Sì, lo so: siamo nella quasi totale astrazione speculativa, e di questi tempi sembra un po’ fuori luogo. Ma già dal capitolo successivo si fa riferimento a pensatori più piantati per terra come Foucault, sebbene per declamare il superamento della sua società disciplinare fatta di ospedali, manicomi, prigioni, caserme e fabbriche: «al suo posto è subentrata da molto tempo una società completamente diversa, fatta di fitness center, grattacieli di uffici, banche, aeroporti, centri commerciali e laboratori di genetica». In pratica saremmo passati da una società disciplinare a una società della prestazione. «La società disciplinare è ancora dominata dal no. La sua negatività produce pazzi e criminali. La società della prestazione, invece, genera soggetti depressi e frustrati». Ancora una volta mi sembra che il nostro filosofo corra troppo – o forse in dieci anni siamo tornati indietro di cinquanta: vedo ancora lazzaretti, galere e opifici, anzi pre-vedo che tra qualche settimana al massimo saranno gli unici posti aperti, ammessi e concessi.

Al contempo è anche vero che la nostra società richiede dalle persone anzitutto prestazioni. «Il soggetto di prestazione è più veloce e più produttivo del soggetto d’obbedienza. Tuttavia il poter-fare non annulla il dovere. Il soggetto di prestazione resta disciplinato». E ancora: «il soggetto di prestazione si abbandona alla libertà costrittiva o alla libera costrizione volta a massimizzare la prestazione. L’eccesso di lavoro e di prestazione aumenta fino all’auto-sfruttamento. Esso è più efficace dello sfruttamento da parte di altri in quanto si accompagna a un sentimento di libertà. Lo sfruttatore è al tempo stesso lo sfruttato. Vittima e carnefice non sono più distinguibili». È una cosa che può sperimentare chiunque si sia dedicato alla realizzazione di sé anche a livello economico, specie se non è esattamente uno squalo o un capitalista (che è poi lo stesso…): e in questi giorni l’imprendicariato è senz’altro la classe più colpita dai provvedimenti governativi.
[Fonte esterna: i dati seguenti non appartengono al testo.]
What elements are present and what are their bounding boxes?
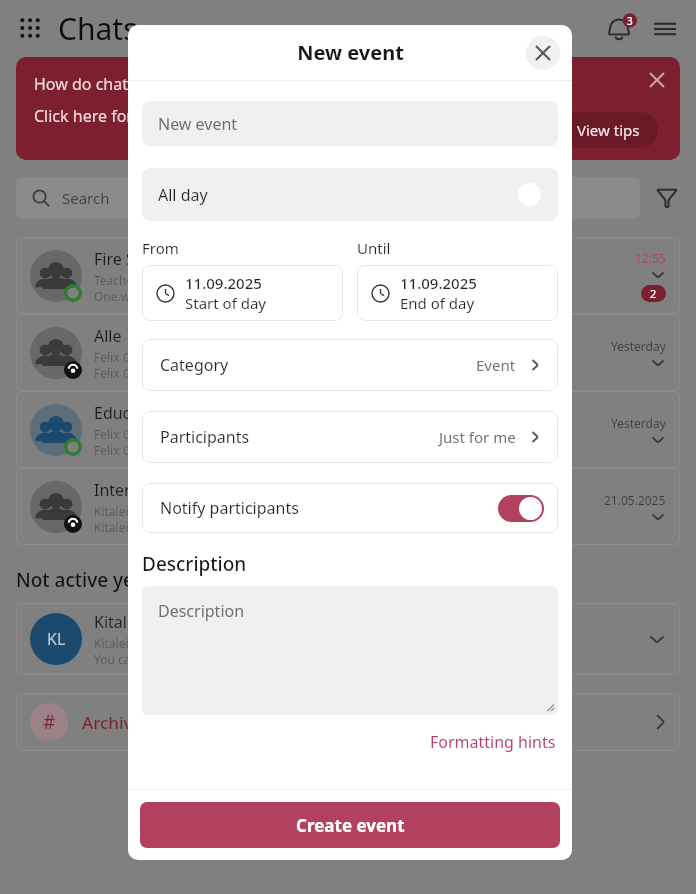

Se poi usciamo dall’ambito strettamente economico per entrare in quello più personale, la principale prestazione del sé diventa la salute. Senza più nulla che ci liberi dalla paura della morte, cosa che una volta facevano le religioni (assieme ad altre cosette meno amene, certo…), la salute del corpo ha preso il posto della salvezza dell’anima. Con questa vi lascio alle dovute meditazioni pre-lockdown: «Dal venir meno della tanatotecnica negativa deriva l’obbligo di conservare la nuda vita assolutamente in salute. Già Nietzsche dice che, dopo la morte di Dio, la salute è innalzata a divinità. Se ci fosse un orizzonte di senso oltre la nuda vita, la salute non potrebbe assolutizzarsi in simile misura».